Fehlende ersichtliche Transparenz zur Entlastungswirkung

Der Referentenentwurf enthält bislang keine quantifizierte Darstellung der zu erwartenden Reduktion der durchschnittlichen Übertragungsnetzentgelte. Dadurch fehlt eine belastbare Grundlage zur Bewertung der tatsächlichen Entlastungswirkung für stromintensive Industrieunternehmen, um die Maßnahme realistisch einschätzen und verlässlich in die betriebliche Strompreisplanung integrieren zu können.

Nachschärfung für Entlastung bei den Netzentgeltkosten der Industrie notwendig

Wie eingangs beschrieben machen die Netzentgeltkosten einen signifikanten Anteil der Energiekosten in einem Industrieunternehmen aus, unabhängig davon, ob ein Unternehmen bereits individuelle Netzentgelte beansprucht oder nicht. Der VIK-Strompreisindex oder jener der Bundesnetzagentur belegen dies. Daher ist es für die Zukunft des Industriestandortes Deutschlands wichtig, dass der geplante Zuschuss zu den Übertragungsnetzentgelten auch eine kostensenkende Wirkung für die Industrie hat. Der VIK schlägt daher vor, einen zielgerichteten Mechanismus zu entwickeln, der tatsächlich zu einer spürbaren Kostenentlastung auch für die energieintensive Industrie führt.

Fazit

Grundsätzlich begrüßt der VIK den Zuschuss von 6,5 Mrd.

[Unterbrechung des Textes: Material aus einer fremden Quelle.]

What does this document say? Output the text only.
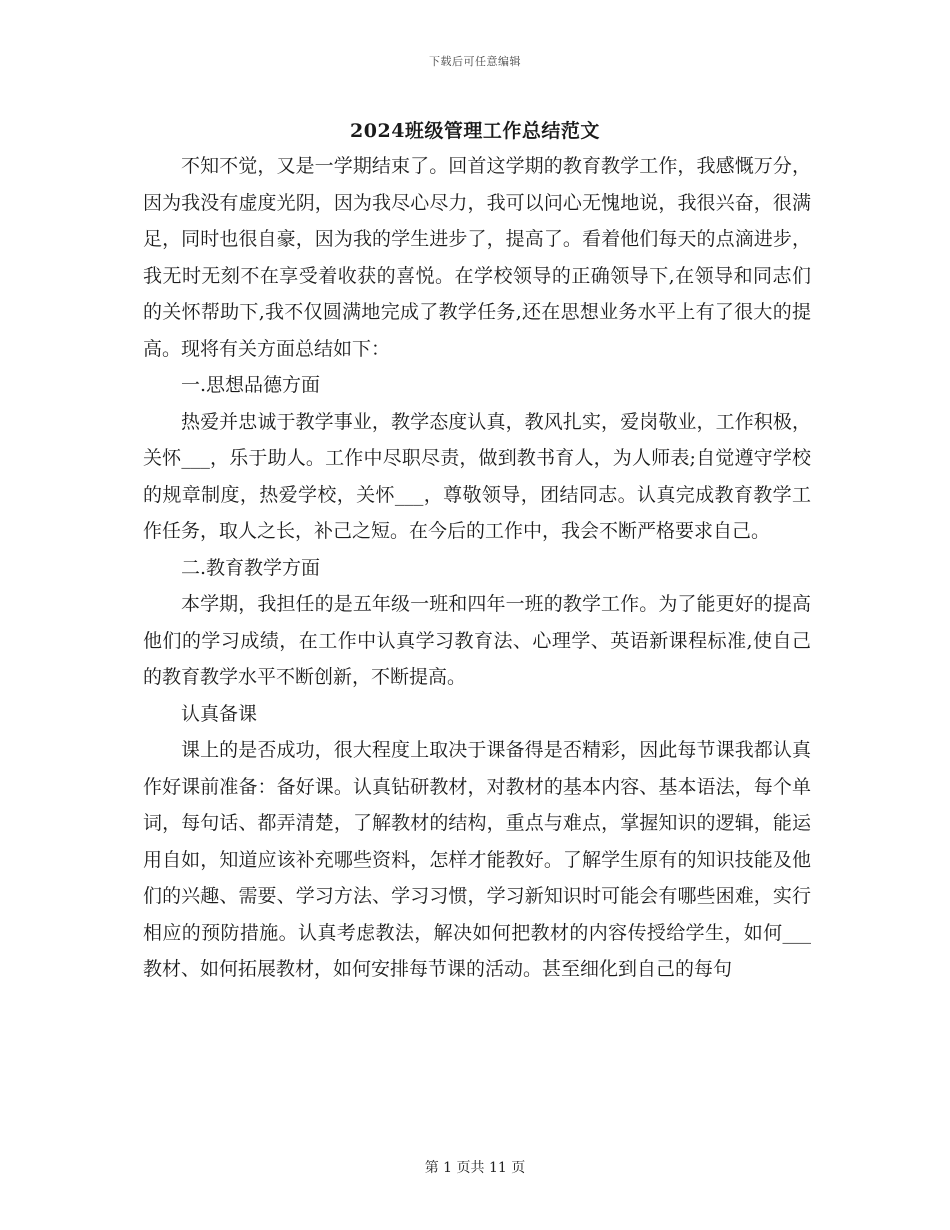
下载后可任意编辑
2024班级管理工作总结范文

不知不觉，又是一学期结束了。回首这学期的教育教学工作，我感慨万分，因为我没有虚度光阴，因为我尽心尽力，我可以问心无愧地说，我很兴奋，很满足，同时也很自豪，因为我的学生进步了，提高了。看着他们每天的点滴进步，我无时无刻不在享受着收获的喜悦。在学校领导的正确领导下,在领导和同志们的关怀帮助下,我不仅圆满地完成了教学任务,还在思想业务水平上有了很大的提高。现将有关方面总结如下：

一.思想品德方面

热爱并忠诚于教学事业，教学态度认真，教风扎实，爱岗敬业，工作积极，关怀___，乐于助人。工作中尽职尽责，做到教书育人，为人师表;自觉遵守学校的规章制度，热爱学校，关怀___，尊敬领导，团结同志。认真完成教育教学工作任务，取人之长，补己之短。在今后的工作中，我会不断严格要求自己。

二.教育教学方面

本学期，我担任的是五年级一班和四年一班的教学工作。为了能更好的提高他们的学习成绩，在工作中认真学习教育法、心理学、英语新课程标准,使自己的教育教学水平不断创新，不断提高。

认真备课

课上的是否成功，很大程度上取决于课备得是否精彩，因此每节课我都认真作好课前准备：备好课。认真钻研教材，对教材的基本内容、基本语法，每个单词，每句话、都弄清楚，了解教材的结构，重点与难点，掌握知识的逻辑，能运用自如，知道应该补充哪些资料，怎样才能教好。了解学生原有的知识技能及他们的兴趣、需要、学习方法、学习习惯，学习新知识时可能会有哪些困难，实行相应的预防措施。认真考虑教法，解决如何把教材的内容传授给学生，如何___教材、如何拓展教材，如何安排每节课的活动。甚至细化到自己的每句

第 1 页共 11 页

Euro zu den Übertragungsnetzentgelten für das Jahr 2026. Damit die geplante Zuschusssumme vollständig seine intendierte Entlastungs- und die Wettbewerbsfähigkeit erhöhende Wirkung für die Industrie entfalten kann bedarf es Lösungen auf die folgenden Probleme des Referentenentwurfes zu finden:

Eine Entlastung für das laufende Jahr 2025 ist bislang nicht vorgesehen, obwohl gerade in diesem Zeitraum die Belastung durch gestiegene Übertragungsnetzentgelte besonders gravierend ausfällt.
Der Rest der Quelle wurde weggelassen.